James Webb telescope captures stunning cosmic hourglass moment

The James Webb Space Telescope (JWST) has sent back a stunning new image of the Crystal Ball Nebula, also known as NGC 1514, located 1,500 light-years away. The unprecedentedly detailed image reveals a complex structure resembling a giant hourglass, created during the 'last act' of a dying star.

The nebula was actually observed by NASA's WISE infrared telescope in 2010. However, with the super-sensitive mid-infrared "eye" of the MIRI instrument on James Webb, scientists can now see details that were previously only guessed at or completely undetectable.

James Webb telescope captures stunning cosmic hourglass moment Picture 1

The Crystal Ball Nebula is shaped like a giant hourglass.

'Before Webb, we couldn't detect most of this material, let alone see it so clearly,' said researcher Mike Ressler (NASA JPL), who studied NGC 1514 with WISE. The new data clearly shows faint rings of gas and dust and mysterious voids near the nebula's center.

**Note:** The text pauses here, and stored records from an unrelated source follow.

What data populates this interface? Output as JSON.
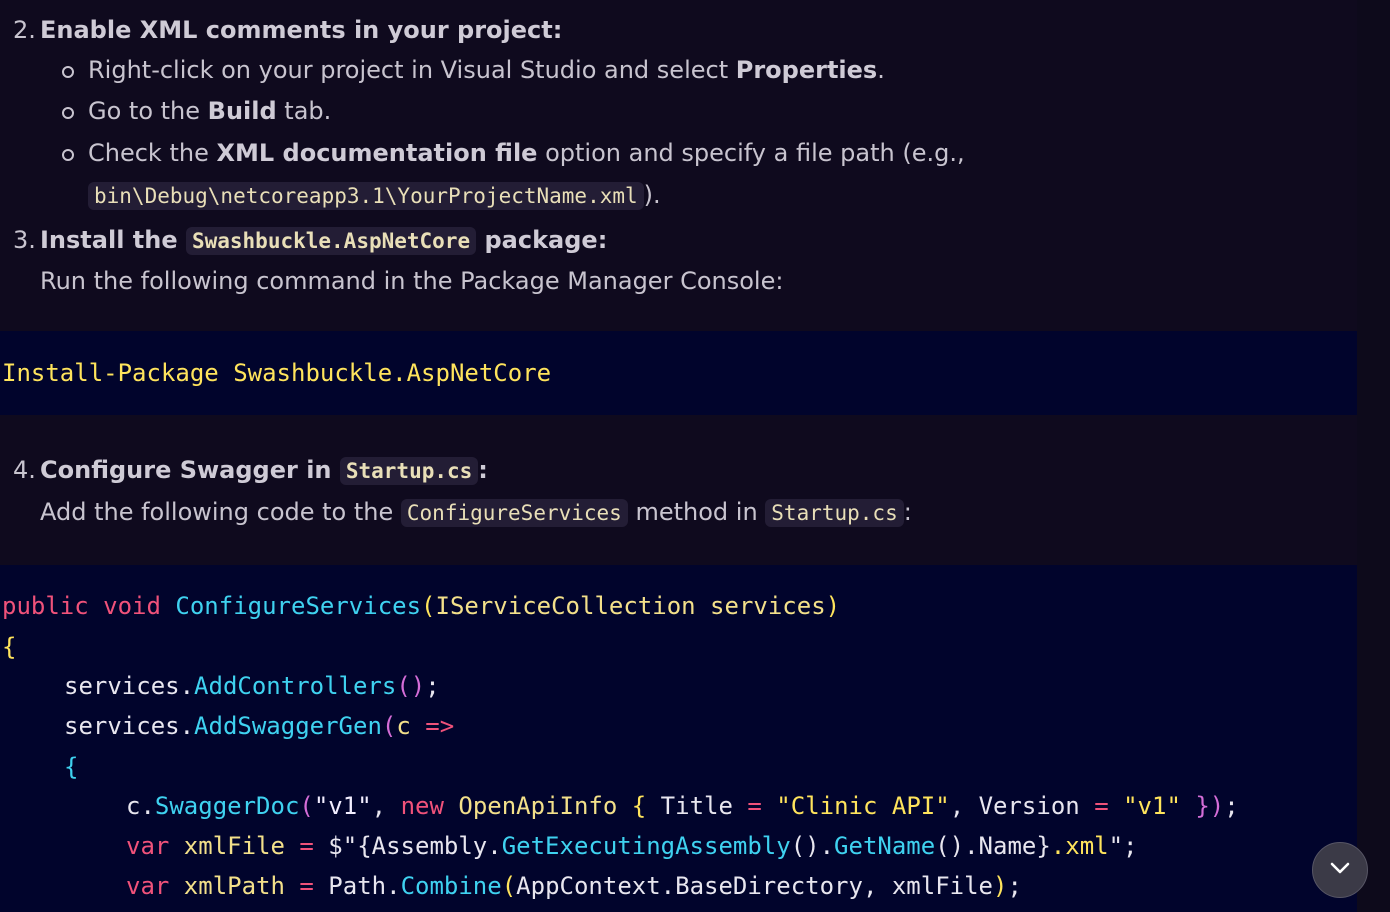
{
  "step2": {
    "number": "2.",
    "title": "Enable XML comments in your project:",
    "bullet1_pre": "Right-click on your project in Visual Studio and select ",
    "bullet1_bold": "Properties",
    "bullet1_post": ".",
    "bullet2_pre": "Go to the ",
    "bullet2_bold": "Build",
    "bullet2_post": " tab.",
    "bullet3_pre": "Check the ",
    "bullet3_bold": "XML documentation file",
    "bullet3_post": " option and specify a file path (e.g.,",
    "bullet3_code": "bin\\Debug\\netcoreapp3.1\\YourProjectName.xml",
    "bullet3_end": ")."
  },
  "step3": {
    "number": "3.",
    "title_pre": "Install the ",
    "title_code": "Swashbuckle.AspNetCore",
    "title_post": " package:",
    "desc": "Run the following command in the Package Manager Console:",
    "command_kw": "Install-Package",
    "command_arg": "Swashbuckle.AspNetCore"
  },
  "step4": {
    "number": "4.",
    "title_pre": "Configure Swagger in ",
    "title_code": "Startup.cs",
    "title_post": ":",
    "desc_pre": "Add the following code to the ",
    "desc_code1": "ConfigureServices",
    "desc_mid": " method in ",
    "desc_code2": "Startup.cs",
    "desc_post": ":"
  },
  "code": {
    "l1": [
      "public",
      "void",
      "ConfigureServices",
      "(",
      "IServiceCollection",
      " services",
      ")"
    ],
    "l2": "{",
    "l3": [
      "services",
      ".",
      "AddControllers",
      "()",
      ";"
    ],
    "l4": [
      "services",
      ".",
      "AddSwaggerGen",
      "(",
      "c ",
      "=>"
    ],
    "l5": "{",
    "l6": [
      "c",
      ".",
      "SwaggerDoc",
      "(",
      "\"v1\"",
      ", ",
      "new",
      " ",
      "OpenApiInfo",
      " ",
      "{",
      " Title ",
      "=",
      " ",
      "\"Clinic API\"",
      ", Version ",
      "=",
      " ",
      "\"v1\"",
      " ",
      "}",
      ")",
      ";"
    ],
    "l7": [
      "var",
      " xmlFile ",
      "=",
      " $\"{Assembly.",
      "GetExecutingAssembly",
      "().",
      "GetName",
      "().Name}",
      ".xml",
      "\";"
    ],
    "l8": [
      "var",
      " xmlPath ",
      "=",
      " Path.",
      "Combine",
      "(",
      "AppContext.BaseDirectory, xmlFile",
      ")",
      ";"
    ]
  },
  "ui": {
    "scroll_down_icon": "chevron-down-icon"
  }
}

NGC 1514's unique hourglass shape is thought to be the result of interactions within a central binary star system. One of the stars, after running out of fuel, ballooned and blew away its outer shell of gas and dust, leaving behind a hot core, a white dwarf. Powerful stellar winds (outflows of matter) from the white dwarf interacted with the ejected material. Scientists believe that the presence and interactions of the other companion star "shaped" the cloud of material into an hourglass shape and created the characteristic two bright rings, instead of a normal spherical shell.

Webb's observations also show that the two bright rings are not solid structures, but rather rather fuzzy and of varying thickness. "We think the rings are mostly made up of very small dust grains," Ressler explains. Interestingly, these dust grains become "visible" to Webb's MIRI instrument because they absorb ultraviolet light from the white dwarf, heat up a bit, and emit mid-infrared radiation.

The latest image of NGC 1514 once again affirms the outstanding power of the James Webb Space Telescope in discovering the magical beauty and deciphering the complex mysteries of the universe, providing insight into the dramatic final stages of the lives of stars.